The CRISPR-Cas9 system uses a protein called Cas9 and a guide RNA to make targeted breaks in DNA. When the guide RNA pairs with matching DNA, Cas9 cuts the DNA. The cut is then repaired by cellular machinery, and during this process, small pieces of DNA can be added or removed. One risk is that the system sometimes binds regions that aren’t exact matches, potentially causing unplanned changes.
Cas9 variants have been engineered to prevent this, but they don’t cut DNA as efficiently as the original system. One barrier slowing them down is the presence of an extra nucleotide at one end of the guide RNA. When scientists use CRISPR-Cas9 to edit genes, they must deliver both the protein and the RNA to a cell. But the process used to make the RNA adds this extra nucleotide.

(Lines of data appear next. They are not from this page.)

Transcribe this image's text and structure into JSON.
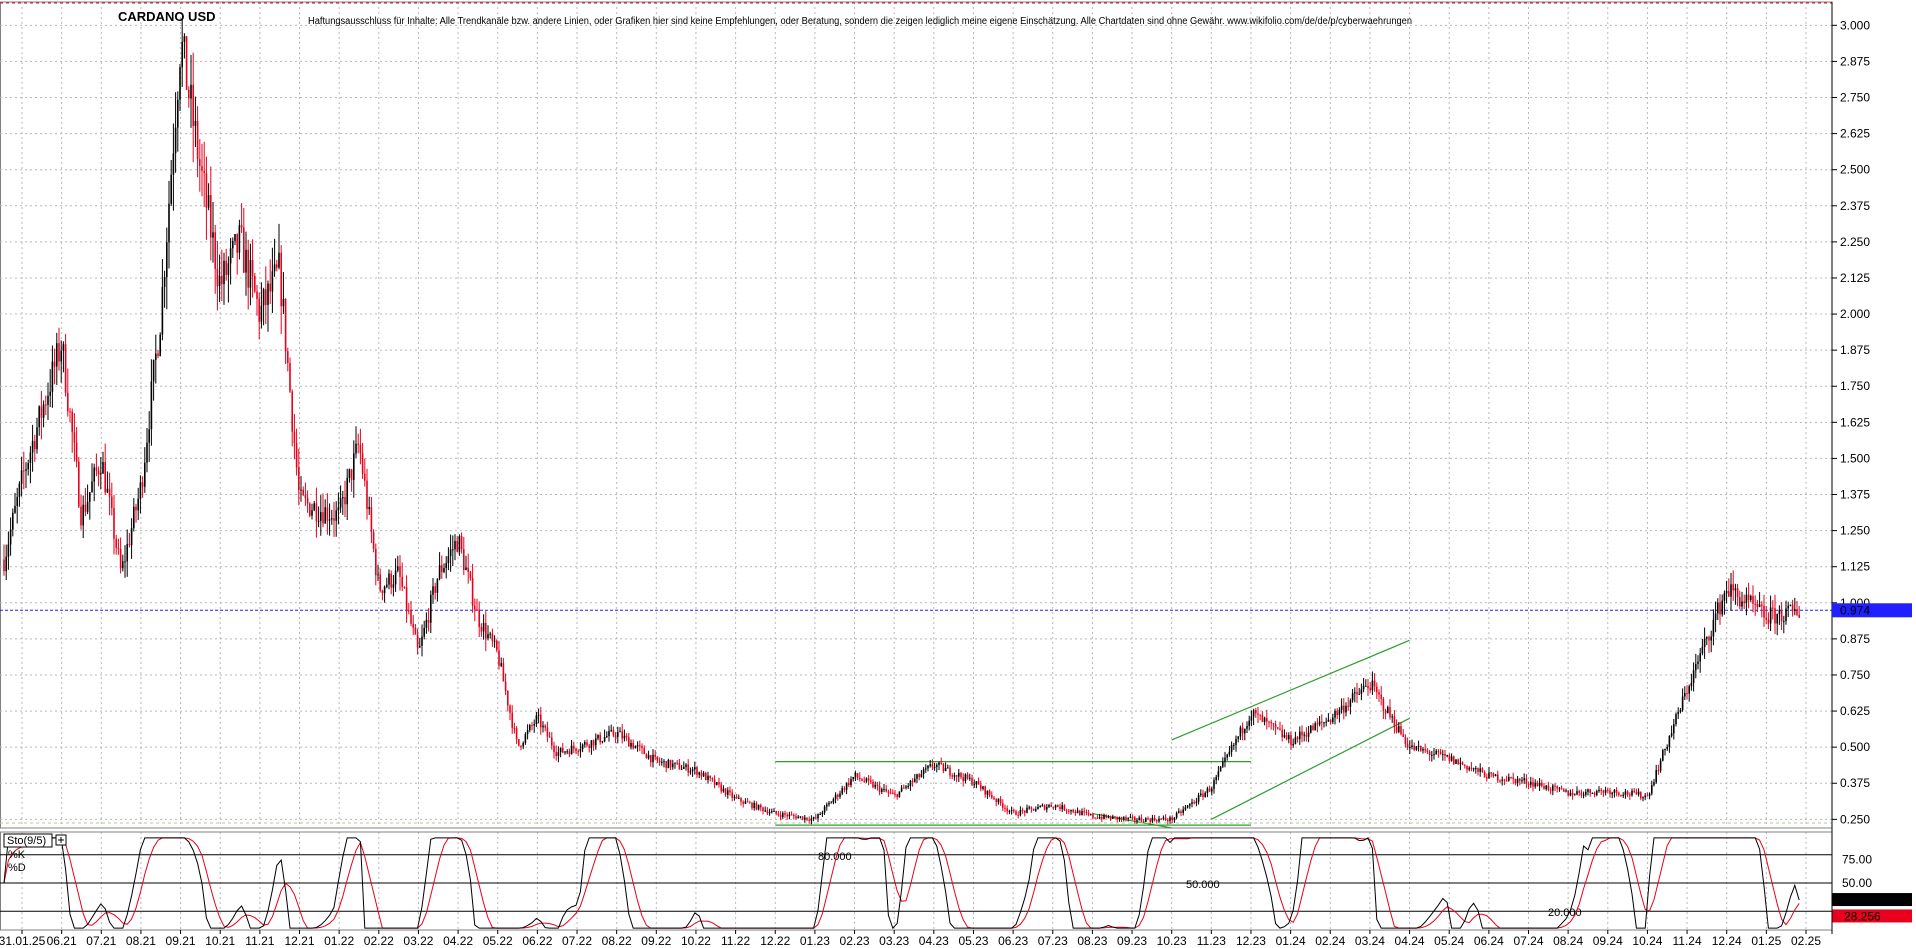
{
  "chart_data": [
    {
      "type": "candlestick",
      "title": "CARDANO USD",
      "subtitle": "Haftungsausschluss für Inhalte: Alle Trendkanäle bzw. andere Linien, oder Grafiken hier sind keine Empfehlungen, oder Beratung, sondern die zeigen lediglich meine eigene Einschätzung. Alle Chartdaten sind ohne Gewähr. www.wikifolio.com/de/de/p/cyberwaehrungen",
      "x_ticks": [
        "31.01.25",
        "06.21",
        "07.21",
        "08.21",
        "09.21",
        "10.21",
        "11.21",
        "12.21",
        "01.22",
        "02.22",
        "03.22",
        "04.22",
        "05.22",
        "06.22",
        "07.22",
        "08.22",
        "09.22",
        "10.22",
        "11.22",
        "12.22",
        "01.23",
        "02.23",
        "03.23",
        "04.23",
        "05.23",
        "06.23",
        "07.23",
        "08.23",
        "09.23",
        "10.23",
        "11.23",
        "12.23",
        "01.24",
        "02.24",
        "03.24",
        "04.24",
        "05.24",
        "06.24",
        "07.24",
        "08.24",
        "09.24",
        "10.24",
        "11.24",
        "12.24",
        "01.25",
        "02.25"
      ],
      "y_ticks": [
        "3.000",
        "2.875",
        "2.750",
        "2.625",
        "2.500",
        "2.375",
        "2.250",
        "2.125",
        "2.000",
        "1.875",
        "1.750",
        "1.625",
        "1.500",
        "1.375",
        "1.250",
        "1.125",
        "1.000",
        "0.875",
        "0.750",
        "0.625",
        "0.500",
        "0.375",
        "0.250"
      ],
      "ylim": [
        0.22,
        3.06
      ],
      "grid": true,
      "last_price_label": "0.974",
      "last_price": 0.974,
      "colors": {
        "up": "#000000",
        "down": "#e8001c",
        "trend": "#2e9e2e",
        "last": "#1f1fff"
      },
      "anchors": [
        [
          "05.21",
          1.15
        ],
        [
          "05.21",
          1.45
        ],
        [
          "06.21",
          1.9
        ],
        [
          "06.21",
          1.3
        ],
        [
          "07.21",
          1.5
        ],
        [
          "07.21",
          1.1
        ],
        [
          "08.21",
          1.4
        ],
        [
          "08.21",
          2.0
        ],
        [
          "09.21",
          2.95
        ],
        [
          "09.21",
          2.5
        ],
        [
          "10.21",
          2.1
        ],
        [
          "10.21",
          2.25
        ],
        [
          "11.21",
          2.0
        ],
        [
          "11.21",
          2.15
        ],
        [
          "12.21",
          1.35
        ],
        [
          "01.22",
          1.3
        ],
        [
          "01.22",
          1.55
        ],
        [
          "02.22",
          1.05
        ],
        [
          "02.22",
          1.1
        ],
        [
          "03.22",
          0.82
        ],
        [
          "03.22",
          1.1
        ],
        [
          "04.22",
          1.22
        ],
        [
          "04.22",
          0.95
        ],
        [
          "05.22",
          0.82
        ],
        [
          "05.22",
          0.5
        ],
        [
          "06.22",
          0.6
        ],
        [
          "06.22",
          0.48
        ],
        [
          "07.22",
          0.5
        ],
        [
          "08.22",
          0.55
        ],
        [
          "09.22",
          0.45
        ],
        [
          "10.22",
          0.42
        ],
        [
          "11.22",
          0.32
        ],
        [
          "12.22",
          0.27
        ],
        [
          "01.23",
          0.25
        ],
        [
          "02.23",
          0.4
        ],
        [
          "03.23",
          0.33
        ],
        [
          "04.23",
          0.44
        ],
        [
          "05.23",
          0.38
        ],
        [
          "06.23",
          0.27
        ],
        [
          "07.23",
          0.3
        ],
        [
          "08.23",
          0.26
        ],
        [
          "09.23",
          0.25
        ],
        [
          "10.23",
          0.25
        ],
        [
          "11.23",
          0.36
        ],
        [
          "12.23",
          0.62
        ],
        [
          "01.24",
          0.52
        ],
        [
          "02.24",
          0.6
        ],
        [
          "03.24",
          0.72
        ],
        [
          "04.24",
          0.5
        ],
        [
          "05.24",
          0.46
        ],
        [
          "06.24",
          0.4
        ],
        [
          "07.24",
          0.38
        ],
        [
          "08.24",
          0.34
        ],
        [
          "09.24",
          0.35
        ],
        [
          "10.24",
          0.33
        ],
        [
          "11.24",
          0.7
        ],
        [
          "12.24",
          1.05
        ],
        [
          "01.25",
          0.95
        ],
        [
          "02.25",
          0.974
        ]
      ],
      "trendlines": [
        {
          "from": [
            "12.22",
            0.45
          ],
          "to": [
            "12.23",
            0.45
          ]
        },
        {
          "from": [
            "12.22",
            0.23
          ],
          "to": [
            "12.23",
            0.23
          ]
        },
        {
          "from": [
            "08.23",
            0.27
          ],
          "to": [
            "10.23",
            0.22
          ]
        },
        {
          "from": [
            "10.23",
            0.525
          ],
          "to": [
            "04.24",
            0.87
          ]
        },
        {
          "from": [
            "11.23",
            0.25
          ],
          "to": [
            "04.24",
            0.6
          ]
        }
      ]
    },
    {
      "type": "line",
      "title": "Sto(9/5)",
      "series": [
        {
          "name": "%K",
          "color": "#000000"
        },
        {
          "name": "%D",
          "color": "#e8001c"
        }
      ],
      "y_ticks": [
        "75.00",
        "50.00"
      ],
      "ylim": [
        0,
        100
      ],
      "levels": [
        {
          "label": "80.000",
          "value": 80
        },
        {
          "label": "50.000",
          "value": 50
        },
        {
          "label": "20.000",
          "value": 20
        }
      ],
      "last_k_label": "31.855",
      "last_d_label": "28.256",
      "last_k": 31.855,
      "last_d": 28.256
    }
  ]
}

The teams restored the system’s efficiency by developing unique ways to address it.
The first group linked an enzyme named Hammerhead to the guide RNA. Hammerhead cuts RNA at specific sites, and the team took advantage of this to remove the extra nucleotide to complement the target DNA. Adding the altered guide RNA to human cells with engineered Cas9 produced targeted cuts at high frequency.
The second group used cellular machinery to remove the extra nucleotide. They combined the guide RNA with a tRNA sequence that, when recognized, is enzymatically removed by the cell. The researchers designed the guide RNA so that when the tRNA sequence was removed, the extra nucleotide went along with it. When the cut RNA was added to plant cells, the on-target activity of engineered Cas9 increased.
These stories show how close scientists are to making CRISPR-Cas9 both fast and specific, which will ultimately improve its safety. As highly effective versions of the system are developed, possibilities for engineered crops, cures for genetic disorders, and new, more powerful drugs start to feel within reach.